Basta, por outro lado, levantar os olhos para o Céu. E a esta certeza nos convida também a solenidade que celebraremos no dia 15: a Assunção da Santíssima Virgem Maria. Fundados na intercessão de Jesus, que roga constantemente por todos nós a Deus Pai [19]. Que grande consolo, que mais pleno amparo nos traz a contemplação da nossa Mãe, sempre interessada na salvação dos cristãos e de todos os homens! Na Santíssima Virgem Maria a Igreja chegou já à perfeição, em virtude da qual não tem nem mancha nem ruga [20]. Nós, todos os fiéis, esforçamo-nos ainda por vencer nesta nobre tarefa da santidade, afastando­‑nos totalmente do pecado e, por isso, erguemos os olhos para Maria, que resplandece como modelo de virtudes para toda a comunidade dos eleitos [21]. Recorramos, pois, a Ela em todas as vicissitudes da Igreja e nas pessoais de cada um. Mãe! - Chama-a bem alto. - Ela, a tua Mãe Santa Maria, escuta-te, vê-te em perigo talvez, e oferece-te, com a graça do seu Filho, o consolo do seu regaço, a ternura das suas carícias. E encontrar-te-ás recon­fortado para a nova luta [22]

Que este clamor de oração suba ao Céu com muita força, de toda a terra, ao renovar a Consagração do Opus Dei ao dulcíssimo e imaculado Coração de Maria, no próximo dia 15. Unidos fortemente na oração, peçamos à bondade divina todos as graças de que o mundo, a Igreja e cada um de nós precisam.

Com todo o afeto, abençoa-vos

o vosso Padre

+ Javier

Sítio da Aroeira, 1 de agosto de 2013

© Prælatura Sanctæ Crucis et Operis Dei

[1]. Papa Francisco, Carta enc. Lumen fídei , 29-VI-2013, n. 38.

[2]. Papa Francisco, Carta enc. Lumen fídei , 29-VI-2013, n. 40.

[3]. S. Josemaria, Carta 9-I-1932 , n. 91.

[4]. Bento XVI, Carta apost. Porta fídei , 11-X-2011, n. 13.

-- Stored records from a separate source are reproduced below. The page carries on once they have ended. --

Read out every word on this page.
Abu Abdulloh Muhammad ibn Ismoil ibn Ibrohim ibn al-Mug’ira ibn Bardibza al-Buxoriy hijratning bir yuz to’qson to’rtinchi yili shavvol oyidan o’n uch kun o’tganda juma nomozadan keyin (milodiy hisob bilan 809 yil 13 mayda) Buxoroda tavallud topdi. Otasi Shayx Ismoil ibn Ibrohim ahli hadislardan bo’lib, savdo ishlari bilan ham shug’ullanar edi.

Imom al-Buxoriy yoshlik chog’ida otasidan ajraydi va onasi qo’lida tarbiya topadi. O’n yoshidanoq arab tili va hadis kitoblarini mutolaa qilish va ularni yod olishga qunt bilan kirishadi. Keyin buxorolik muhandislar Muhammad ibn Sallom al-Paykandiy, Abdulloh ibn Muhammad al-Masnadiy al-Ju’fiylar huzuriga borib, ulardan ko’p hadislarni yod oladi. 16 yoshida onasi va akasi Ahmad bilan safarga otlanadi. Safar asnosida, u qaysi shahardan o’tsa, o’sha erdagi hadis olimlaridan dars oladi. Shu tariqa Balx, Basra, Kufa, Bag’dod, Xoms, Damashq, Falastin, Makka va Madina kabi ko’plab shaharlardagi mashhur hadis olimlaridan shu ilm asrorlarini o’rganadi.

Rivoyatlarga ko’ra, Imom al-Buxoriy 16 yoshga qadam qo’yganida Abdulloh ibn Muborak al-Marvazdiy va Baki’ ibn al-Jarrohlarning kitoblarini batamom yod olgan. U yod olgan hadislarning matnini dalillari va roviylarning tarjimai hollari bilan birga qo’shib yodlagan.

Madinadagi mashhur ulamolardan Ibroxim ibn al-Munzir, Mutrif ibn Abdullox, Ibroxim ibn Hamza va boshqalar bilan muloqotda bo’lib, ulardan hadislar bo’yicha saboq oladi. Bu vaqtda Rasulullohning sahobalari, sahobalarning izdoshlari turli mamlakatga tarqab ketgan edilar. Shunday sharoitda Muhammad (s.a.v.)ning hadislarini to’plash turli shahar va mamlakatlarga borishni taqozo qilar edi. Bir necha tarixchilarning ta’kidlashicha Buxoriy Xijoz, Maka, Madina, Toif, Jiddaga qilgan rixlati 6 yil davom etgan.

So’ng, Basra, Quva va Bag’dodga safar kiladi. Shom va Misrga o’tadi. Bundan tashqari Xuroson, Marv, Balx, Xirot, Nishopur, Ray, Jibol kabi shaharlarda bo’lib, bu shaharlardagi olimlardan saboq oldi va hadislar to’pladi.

[5]. Cfr. Catecismo da Igreja Católica , nn. 781-810.

[6]. 1 Pe 2, 9.

[7]. S. Josemaria, Homilia Lealdade à Igreja , 4-VI-1972.

[8]. Cfr. Mt 13, 24-30; 47-50.

[9]. S. Josemaria, Homilia Lealdade à Igreja , 4-VI-1972.

[10]. S. Josemaria, Homilia Lealdade à Igreja , 4-VI-1972.

[11]. Paulo VI, Solene profissão de fé ( Credo do Povo de Deus ), 30-VI-1968. n. 19.

[12]. Paulo VI, Solene profissão de fé ( Credo do Povo de Deus ), 30-VI-1968. n. 19.

[13]. Papa Francisco, Discurso na Audiência geral, 19-VI-2013.

[14]. Papa Francisco, Discurso na Audiência geral, 19-VI-2013.

[15]. Papa Francisco, Discurso na Audiência geral, 26-VI-2013.

[16]. Compêndio do Catecismo da Igreja Católica , n. 195.

[17]. S. Josemaria, Caminho , n. 544.

[18]. S. Josemaria, Caminho ,n. 549.

[19]. Cfr. Heb 7, 25.

[20]. Cfr. Ef 5, 27.

[21]. Cfr. Concílio Vaticano II, Const. dogm. Lumen géntium , n. 65.

[22]. S. Josemaria, Caminho , n. 516.